Дядя Ник и варьете
Шрифт:
8
Неделя в Глазго началась неудачно. По дороге я надеялся из окна поезда увидеть наконец красивые горные пейзажи Хайлэнда, но стена дождя скрыла их от меня. Вагон опять был с коридором, но на этот раз ни Рикарло, ни Нэнси не было с нами, так что, если не считать Кольмаров и Баррарда, мне пришлось выбирать между Хейесами, а они кроме скачек ничего знать не хотели, — и Барни, который раздражал меня вечной своей суетливостью и нелепыми выходками. Баррард снова держал речь перед Нони и Барни, и я видел, как эти двое подталкивали друг друга локтями и еле удерживались, чтобы не фыркать ему прямо в лицо. Тут уж мне не удалось прошмыгнуть незамеченным: Баррард выскочил в коридор, схватил меня за руку, чуть ли не силой втащил в купе и грубо приказал Нони и Барни оставить нас наедине.

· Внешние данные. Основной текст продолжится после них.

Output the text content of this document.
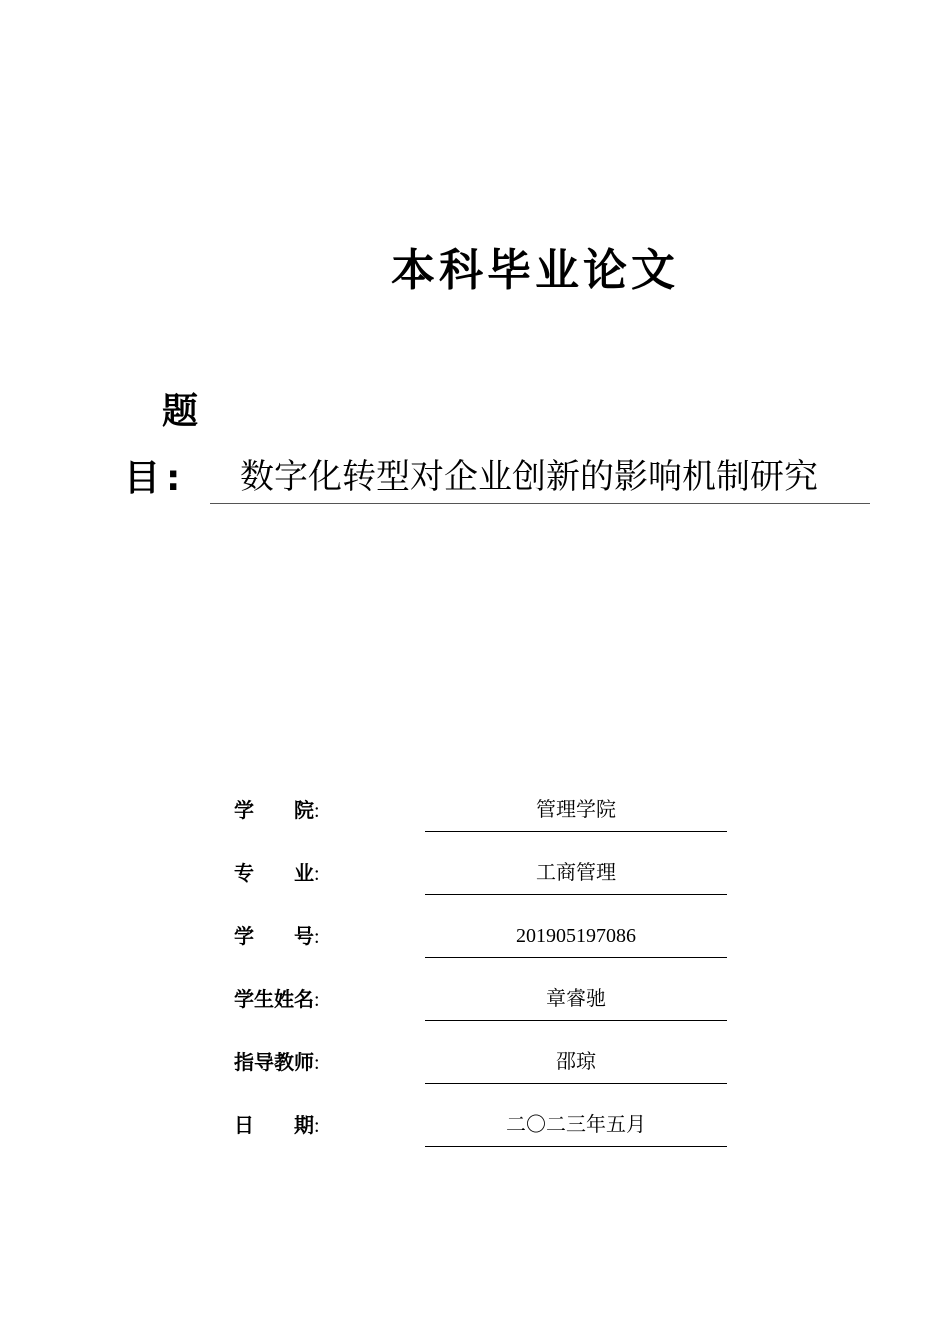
本科毕业论文
题
目: 数字化转型对企业创新的影响机制研究
学　　院:	管理学院
专　　业:	工商管理
学　　号:	201905197086
学生姓名:	章睿驰
指导教师:	邵琼
日　　期:	二〇二三年五月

— Попробуй втолковать что-нибудь уроду и иноземной сучке, —
— М-м… не совсем, мистер Баррард…
— Не Баррард, а Гарри… сколько раз тебе повторять. Слушай, старина, и шевели мозгами. Что будет в Глазго? Сколько их там? Ну-ка, угадай. Трое? Четверо? Нет, ошибаешься, старина. Я думаю, от шести до восьми. А может, и все десять. И знаешь, для чего они там, ведь я уже говорил тебе, не последний же ты дурак… Им по телеграфу передали совершенно категорически: «Освистать Баррарда». И рано или поздно это сработает: я же один, а их целая организация. Но я не сдамся, слышишь, старина, Гарри Баррард не сдастся и не позволит топтать себя — меня не запугать, черт их возьми! О сэре Алеке я уже слышал, ясное дело, у меня же есть уши; я знавал его лет двадцать назад, а теперь он и близко не подошел. А почему? — Он в страхе глянул на дверь. — Потому что этот проклятый сэр получил приказ. Не предложение, а прямой приказ. И должен подчиняться, как и все остальные.
Баррард еще долго нес подобную ахинею, я уж и слушать перестал, как вдруг он встал и подошел к лежащему на сиденье чемодану. Тут я снова навострил уши.
— И если я поймаю хоть одного, он у меня получит. Вот! — Он открыл чемодан, и поверх аккуратно уложенных сорочек, носков и галстуков я увидел револьвер. — Он, разумеется, заряжен. И я умею им пользоваться, старина.
Следующие десять минут я безуспешно пытался убедить его выбросить оружие; сперва он смеялся, а потом вышел из себя и велел мне убираться вон.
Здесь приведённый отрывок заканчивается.